Yes, she admits it, she’s not feeling one hundred percent okay today. And no, she wouldn’t go to work even if her boss didn’t order it. She’s maybe a little stubborn sometimes, but she still wants to make it out of this alive after all.
In that moment, Tom rushes back into the room, a set of painkillers, a glass of water and something that suspiciously looks like homemade orange juice in his large hands.
Now that she’s a little more awake, Hanna can clearly see the dark circles under his eyes that seem to be slightly red-rimmed. Oh goodness, did she make him sick? Then again, everything else seems fine, he’s maybe a little pale.
“Did you sleep at all?” she rasps out.
“Yeah,” a yawn - a yawn! - stops him from talking on. “Been ‘sleep jus’ now.”
Hanna takes the offered items from him, gulps greedily first then a little slower as she takes the pills. “Thank you.”

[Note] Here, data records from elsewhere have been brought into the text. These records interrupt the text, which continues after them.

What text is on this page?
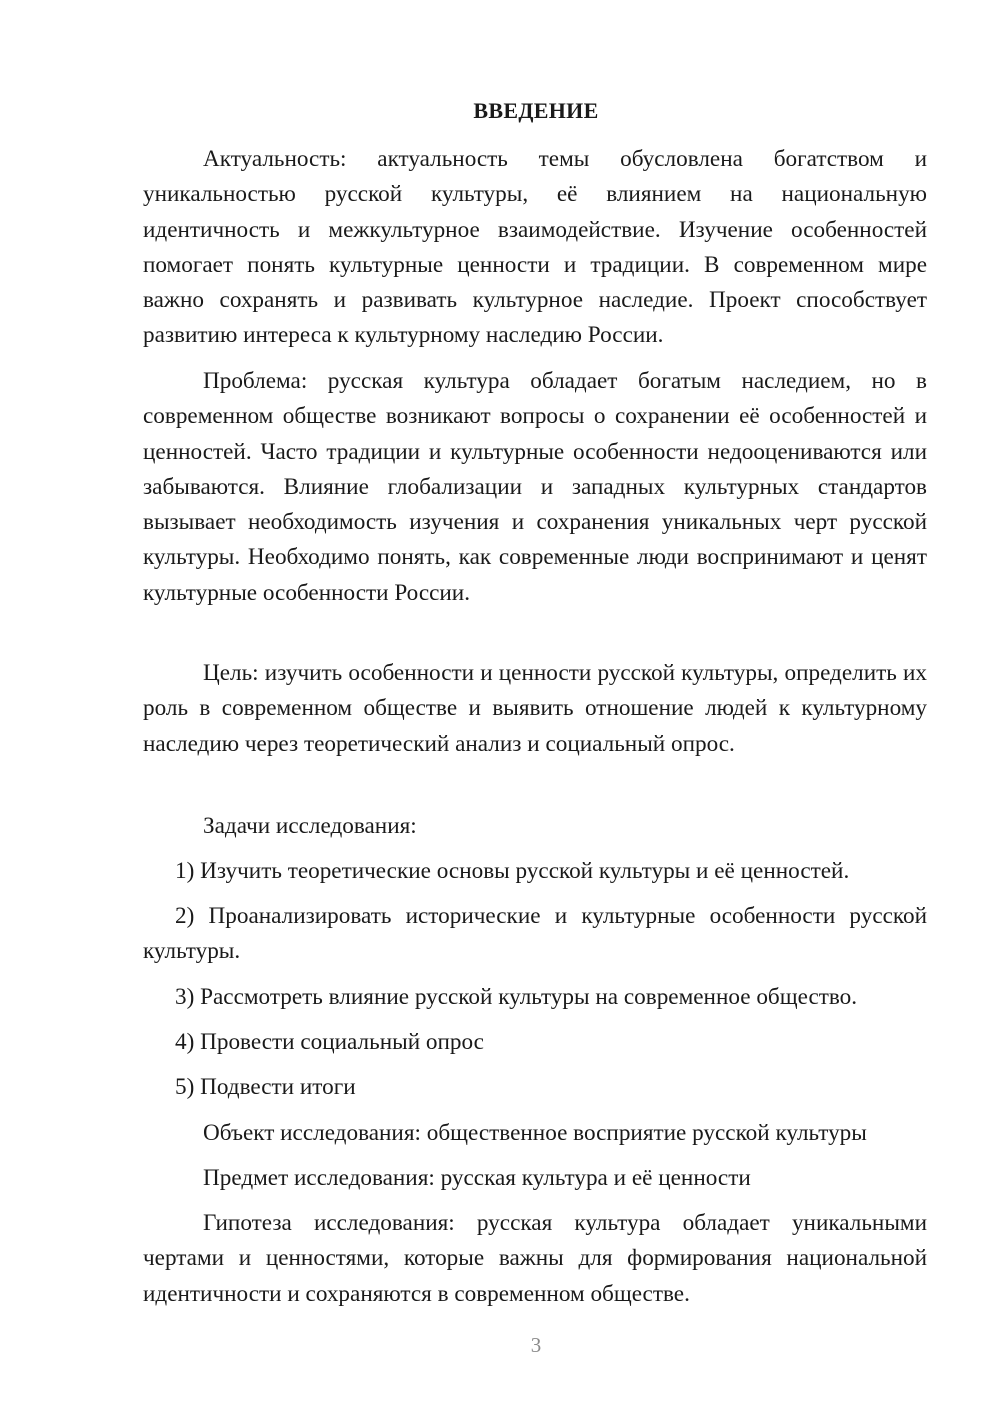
ВВЕДЕНИЕ
Актуальность: актуальность темы обусловлена богатством и уникальностью русской культуры, её влиянием на национальную идентичность и межкультурное взаимодействие. Изучение особенностей помогает понять культурные ценности и традиции. В современном мире важно сохранять и развивать культурное наследие. Проект способствует развитию интереса к культурному наследию России.
Проблема: русская культура обладает богатым наследием, но в современном обществе возникают вопросы о сохранении её особенностей и ценностей. Часто традиции и культурные особенности недооцениваются или забываются. Влияние глобализации и западных культурных стандартов вызывает необходимость изучения и сохранения уникальных черт русской культуры. Необходимо понять, как современные люди воспринимают и ценят культурные особенности России.
Цель: изучить особенности и ценности русской культуры, определить их роль в современном обществе и выявить отношение людей к культурному наследию через теоретический анализ и социальный опрос.
Задачи исследования:
1) Изучить теоретические основы русской культуры и её ценностей.
2) Проанализировать исторические и культурные особенности русской культуры.
3) Рассмотреть влияние русской культуры на современное общество.
4) Провести социальный опрос
5) Подвести итоги
Объект исследования: общественное восприятие русской культуры
Предмет исследования: русская культура и её ценности
Гипотеза исследования: русская культура обладает уникальными чертами и ценностями, которые важны для формирования национальной идентичности и сохраняются в современном обществе.
3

“Better. Still half dead though.” Tom nods at that but Hanna can feel him wanting to do something for her. “I’d like to sleep some more. I’m sure I still have a fever.” She’s not even lying about that, she’s definitely still a little warmer than normal. Just as Tom nods and begins his fussing, Hanna holds out her hand. “I want you with me, please? Hold me, sleep with me?”
He quirks a brow.
“Just sleep, please?”
Sleep sounds heavenly right about now, Tom thinks.
It feels as if he’s closed his eyes only for a minute, though a quick glance at the clock tells him he’s been out cold for a little more than an hour.
“Are you sure you don’ need ‘nything else? Chicken soup? The bathroom? Change ‘f clothes?”
Hanna just stares at him until he sighs, though the sigh ends in another yawn. Alright then, so he’ll just be useful another time.
Tom climbs back into bed, lying on his back and holding up his arm. Han moves in slow motion, snuggling up to him and using his chest as her pillow while he awkwardly tries to use his long arm to drape the sheets around them both.
It registers that Hanna doesn’t even quite smell like herself anymore, mostly just like clothes and sweat and a hint of orange juice mixed in with that disinctive odour of sickness. He takes a deep breath anyway and closes his eyes, forcing his thoughts to calm down.
His eyes shoot back open.
“Yeah? What d’you need, love?”
“Nothing. Just… Danke.”
Oh. “Don’ thank me, Han. ‘s what a man does for the woman he loves.”
Oh dear. Was that too intense? Tom holds his breath, but Hanna’s body doesn’t stiffen. Instead, he hears the softest of snores.